On Dainik Bhaskar’s website, the new terms and conditions read, ‘All materials published or available on the Services are protected by copyright, and owned or controlled by DBCL solely or in association with third parties or with such other parties who are given credit as the provider of the Content. Non-commercial use of the Service shall also include the use of Content only upon obtaining prior written consent from DBCL in connection with: (1) the development of any software program, including, but not limited to, training a machine learning or artificial intelligence (AI) system or large language model (LLM); or (2) providing archived or cached data sets containing Content to another person or entity.’
The company has defined its content rights as ‘including, but not limited to all text, photographs, images, illustrations, designs, audio clips, video clips, “look and feel,” metadata, data, or compilations, all referred to as the ‘Content.’” Amar Ujala has added similar conditions on its website in Hindi barring makers of all devices and services, including robots and spiders from using its content without written permission.
Generative AI tools, including ChatGPT, are based on Large language Models (LLM), which are fed and trained using various algorithms by creating a huge library consisting of documents, articles, scholarly work, technical reports and other verbal and visual communication including social media that can be crawled on the internet. It is in the first place a brute force exercise of trying to digest the huge mass of available content and then categorizing it and then establishing algorithms that when prompted mimic natural or semantic rules for putting together strings of words on the basis of a hierarchy of rule for various categories or subject sets. When senseless strings or strings with misplaced artefacts are generated these are called ‘hallucinations.’
As far as the Indian newspapers, Open AI has neither acknowledged their contributions to its data collection nor presented any hope or model of revenue sharing. Some of the Indian publishers are also contemplating the development of their own Large Language Models and AI models, even as they say that they are keeping ChatGPT and other AI out of their newsrooms. At the same time, the technology is seen as an inevitable tool with television news channels having demonstrated their 3D animated anchors.
The competition commissions and courts in developed countries are taking on the big tech monopolies
At the same time, the DNPA and Indian Newspaper Society took Google India to the Competition Commission of India (CCI) more than two years ago suggesting that the tech platform has deprived them of their fair share of ad revenue. Google has denied this and the matter is still pending with the CCI with the government seemingly reluctant to empower its own news media by shoring up its economics following models such as those imposed by the Australian and Canadian governments. Similar cases against Google and Facebook are also pending in the US courts.

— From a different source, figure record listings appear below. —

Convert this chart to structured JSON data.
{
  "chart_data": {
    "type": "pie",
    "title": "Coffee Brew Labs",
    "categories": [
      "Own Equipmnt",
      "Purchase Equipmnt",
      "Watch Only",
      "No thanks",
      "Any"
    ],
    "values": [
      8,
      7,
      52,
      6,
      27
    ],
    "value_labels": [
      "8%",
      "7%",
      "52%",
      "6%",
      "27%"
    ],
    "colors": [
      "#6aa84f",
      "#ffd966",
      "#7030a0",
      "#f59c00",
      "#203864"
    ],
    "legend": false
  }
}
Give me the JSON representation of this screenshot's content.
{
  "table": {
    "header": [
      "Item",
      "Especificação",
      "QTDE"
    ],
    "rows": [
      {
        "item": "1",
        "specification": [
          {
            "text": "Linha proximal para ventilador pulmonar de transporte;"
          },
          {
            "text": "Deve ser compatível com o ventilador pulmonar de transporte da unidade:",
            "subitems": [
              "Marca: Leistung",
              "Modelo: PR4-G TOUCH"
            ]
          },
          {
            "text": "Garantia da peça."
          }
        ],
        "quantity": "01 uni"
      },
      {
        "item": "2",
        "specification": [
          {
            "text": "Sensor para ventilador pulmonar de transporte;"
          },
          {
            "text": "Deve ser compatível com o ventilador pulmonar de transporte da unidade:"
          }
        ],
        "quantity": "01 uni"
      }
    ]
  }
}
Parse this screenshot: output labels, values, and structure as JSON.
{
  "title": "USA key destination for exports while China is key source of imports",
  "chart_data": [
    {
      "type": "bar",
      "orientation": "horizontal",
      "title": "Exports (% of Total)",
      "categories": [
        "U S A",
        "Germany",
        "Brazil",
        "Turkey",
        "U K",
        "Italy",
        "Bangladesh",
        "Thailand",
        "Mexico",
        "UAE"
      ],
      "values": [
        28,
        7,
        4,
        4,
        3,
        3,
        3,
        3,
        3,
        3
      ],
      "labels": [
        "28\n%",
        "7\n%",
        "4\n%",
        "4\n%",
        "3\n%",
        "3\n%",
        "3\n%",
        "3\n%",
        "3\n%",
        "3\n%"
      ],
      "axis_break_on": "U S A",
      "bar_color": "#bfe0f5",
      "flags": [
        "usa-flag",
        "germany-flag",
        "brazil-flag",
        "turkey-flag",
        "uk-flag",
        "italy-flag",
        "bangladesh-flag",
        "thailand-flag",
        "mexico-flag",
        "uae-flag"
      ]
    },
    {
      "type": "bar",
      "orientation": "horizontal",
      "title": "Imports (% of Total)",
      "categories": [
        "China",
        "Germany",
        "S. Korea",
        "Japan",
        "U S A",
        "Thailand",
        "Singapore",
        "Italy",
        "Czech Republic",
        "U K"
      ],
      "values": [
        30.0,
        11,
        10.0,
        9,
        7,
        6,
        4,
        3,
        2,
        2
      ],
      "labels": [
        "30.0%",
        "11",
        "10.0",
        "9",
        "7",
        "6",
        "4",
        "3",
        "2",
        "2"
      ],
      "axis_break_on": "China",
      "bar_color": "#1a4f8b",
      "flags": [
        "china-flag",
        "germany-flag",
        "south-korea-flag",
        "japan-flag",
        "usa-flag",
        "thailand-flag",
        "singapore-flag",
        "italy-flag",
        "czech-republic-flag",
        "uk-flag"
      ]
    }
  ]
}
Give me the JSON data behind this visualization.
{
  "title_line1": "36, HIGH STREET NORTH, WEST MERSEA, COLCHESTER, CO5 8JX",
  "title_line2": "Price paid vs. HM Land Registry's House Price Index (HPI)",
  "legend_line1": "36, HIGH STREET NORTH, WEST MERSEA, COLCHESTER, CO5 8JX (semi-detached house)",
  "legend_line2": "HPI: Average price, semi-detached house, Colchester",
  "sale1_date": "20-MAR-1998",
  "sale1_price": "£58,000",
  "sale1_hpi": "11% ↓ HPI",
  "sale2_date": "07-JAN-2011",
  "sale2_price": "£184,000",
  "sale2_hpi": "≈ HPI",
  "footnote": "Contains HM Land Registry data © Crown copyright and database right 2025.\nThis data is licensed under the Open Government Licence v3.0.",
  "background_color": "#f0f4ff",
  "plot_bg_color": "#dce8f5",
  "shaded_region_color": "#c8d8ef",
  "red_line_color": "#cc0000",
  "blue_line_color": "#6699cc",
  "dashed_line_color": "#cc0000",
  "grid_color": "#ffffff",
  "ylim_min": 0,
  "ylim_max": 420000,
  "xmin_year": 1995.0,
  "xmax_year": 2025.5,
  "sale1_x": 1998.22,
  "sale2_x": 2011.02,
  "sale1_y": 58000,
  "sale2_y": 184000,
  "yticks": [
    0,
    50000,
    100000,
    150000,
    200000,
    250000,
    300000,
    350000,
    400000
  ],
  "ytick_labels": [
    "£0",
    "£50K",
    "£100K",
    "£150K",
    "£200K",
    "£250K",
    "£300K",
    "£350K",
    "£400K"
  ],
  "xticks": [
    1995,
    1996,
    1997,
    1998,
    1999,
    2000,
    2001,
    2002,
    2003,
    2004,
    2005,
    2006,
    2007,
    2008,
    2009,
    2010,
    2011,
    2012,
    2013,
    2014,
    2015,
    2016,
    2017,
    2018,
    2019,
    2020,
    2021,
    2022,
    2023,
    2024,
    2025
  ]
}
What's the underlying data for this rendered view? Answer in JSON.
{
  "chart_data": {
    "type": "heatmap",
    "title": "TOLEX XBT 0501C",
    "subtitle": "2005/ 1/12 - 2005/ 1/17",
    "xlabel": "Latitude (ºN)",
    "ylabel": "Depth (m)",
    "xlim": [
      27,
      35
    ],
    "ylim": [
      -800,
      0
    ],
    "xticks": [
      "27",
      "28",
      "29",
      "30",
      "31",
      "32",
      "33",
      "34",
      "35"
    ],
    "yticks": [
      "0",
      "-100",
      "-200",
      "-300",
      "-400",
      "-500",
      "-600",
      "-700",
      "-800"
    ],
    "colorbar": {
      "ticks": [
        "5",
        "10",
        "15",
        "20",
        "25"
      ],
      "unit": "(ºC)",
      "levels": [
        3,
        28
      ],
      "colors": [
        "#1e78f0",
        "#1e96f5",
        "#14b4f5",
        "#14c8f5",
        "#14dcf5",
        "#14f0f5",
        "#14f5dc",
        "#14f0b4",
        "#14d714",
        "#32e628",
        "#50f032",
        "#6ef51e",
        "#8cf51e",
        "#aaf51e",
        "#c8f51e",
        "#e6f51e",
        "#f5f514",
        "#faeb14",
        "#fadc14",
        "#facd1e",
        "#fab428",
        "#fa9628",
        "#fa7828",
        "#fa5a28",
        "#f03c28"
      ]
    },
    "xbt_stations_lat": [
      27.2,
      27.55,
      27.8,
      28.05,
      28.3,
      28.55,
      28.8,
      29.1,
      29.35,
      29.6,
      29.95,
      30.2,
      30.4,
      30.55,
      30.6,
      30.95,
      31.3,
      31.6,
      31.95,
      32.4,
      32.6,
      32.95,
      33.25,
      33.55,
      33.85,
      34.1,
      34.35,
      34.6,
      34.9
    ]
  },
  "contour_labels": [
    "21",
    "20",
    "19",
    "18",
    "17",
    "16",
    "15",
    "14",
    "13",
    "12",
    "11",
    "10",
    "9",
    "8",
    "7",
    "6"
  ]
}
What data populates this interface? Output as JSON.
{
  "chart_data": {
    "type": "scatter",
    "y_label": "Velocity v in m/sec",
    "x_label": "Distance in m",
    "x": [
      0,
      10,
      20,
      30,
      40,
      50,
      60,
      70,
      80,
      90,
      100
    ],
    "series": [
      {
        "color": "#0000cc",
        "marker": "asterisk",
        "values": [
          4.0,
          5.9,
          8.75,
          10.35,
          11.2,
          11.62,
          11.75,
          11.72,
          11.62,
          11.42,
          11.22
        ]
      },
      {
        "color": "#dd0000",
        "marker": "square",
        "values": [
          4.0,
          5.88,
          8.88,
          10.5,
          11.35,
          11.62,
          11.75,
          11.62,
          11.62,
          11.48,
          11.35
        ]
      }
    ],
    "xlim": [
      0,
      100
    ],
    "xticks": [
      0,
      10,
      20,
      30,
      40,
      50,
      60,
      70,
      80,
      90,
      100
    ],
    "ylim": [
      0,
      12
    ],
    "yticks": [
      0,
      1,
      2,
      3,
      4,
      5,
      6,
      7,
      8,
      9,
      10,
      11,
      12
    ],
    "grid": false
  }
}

On 19 September 2023, Google has attempted what is described as a last ditch effort to avoid paying a Euro 2.42 billion (approximately Rs 20,500 crore) EU antitrust fine related to its shopping service, claiming that the regulators had not sufficiently demonstrated that its practices were anti-competitive. The fine was levied by EU antitrust chief Margrethe Vestager in 2017. Google’s current appeal to the Court of Justice of European Union follows the rejection of its earlier appeal by the General Court in 2021.
The appeal against the antitrust fine is one of three penalties imposed by the EU against Google totalling Euro 8.5 billion (approximately Rs 72,000 crore). The CJEU is expected to rule in the coming months on the antitrust case while the other penalties pertain to its abuse of its dominant search positions to lower the visibility of other advertisers and its Adsense service on Android operating systems.